Back in the 70's when I met my husband and visited his house at Christmas, I was appalled to discover a tree similar to this in his parent's living room -
What kind of people would have THAT for a tree? Who didn't endure the family hunt for the perfect real tree? No smell of true pine in your house? No handpicking of prickling pine needles at tree's end?
Of course, that was just the beginning of the "fake tree" boom. Suddenly families could simply grab their tree out of the box in the attic and have it up in few moments. No wrangling the pine through the front door and hallway. No arguments on its best side, whether it was straight or not, the husband lying on the floor, twirling the trunk, losing patience while the decision made.
Alas, back to the present tense. I had hoped others in the family might garner interest in doing as always. That as my kids drifted in from jobs and college far away, they, too, might welcome the norm and perhaps generate some interest for me. Funny thing, they don't really seem to have the
enthusiasm either.
Gives me pause for relief, and guilt. Relief because my kids are older now. I don't need to put on a perfect Christmas with all the baking, music, festivities. That I, as they, do want the family dinner on Christmas Eve, but maybe we don't need all the decoration hoopla. Guilt, because my husband, under protest, already put up the lights outside.
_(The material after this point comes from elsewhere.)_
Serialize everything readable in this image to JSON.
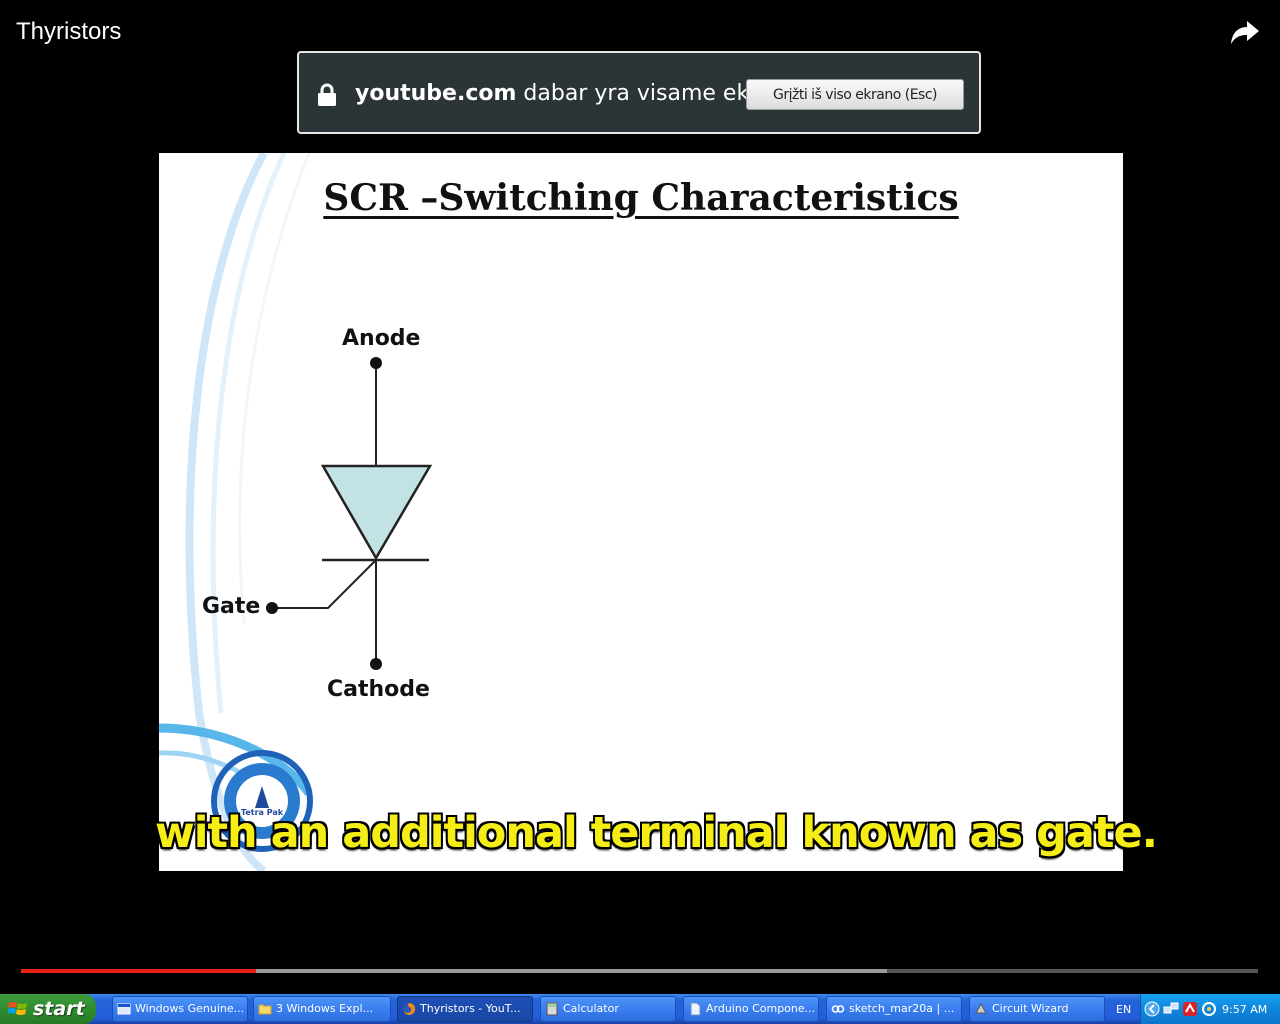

Perchance my apathy presides because it has been a very full year and I'm tired. Just plain tired.
I awoke four hours ago. I'm still sitting in bed, deciding on the process to come. I've perused via my laptop the shops in Austin with trees for sale. Not a normally barren lot with dry trees cut in October, but a store with real fake trees with the lights already on them. When I find one that arrives on wheels, completely decorated, and can be pushed back into its box and automatically lifted into the attic like magic, I'm buying it.
As to that silver tree of my in-laws, I want it.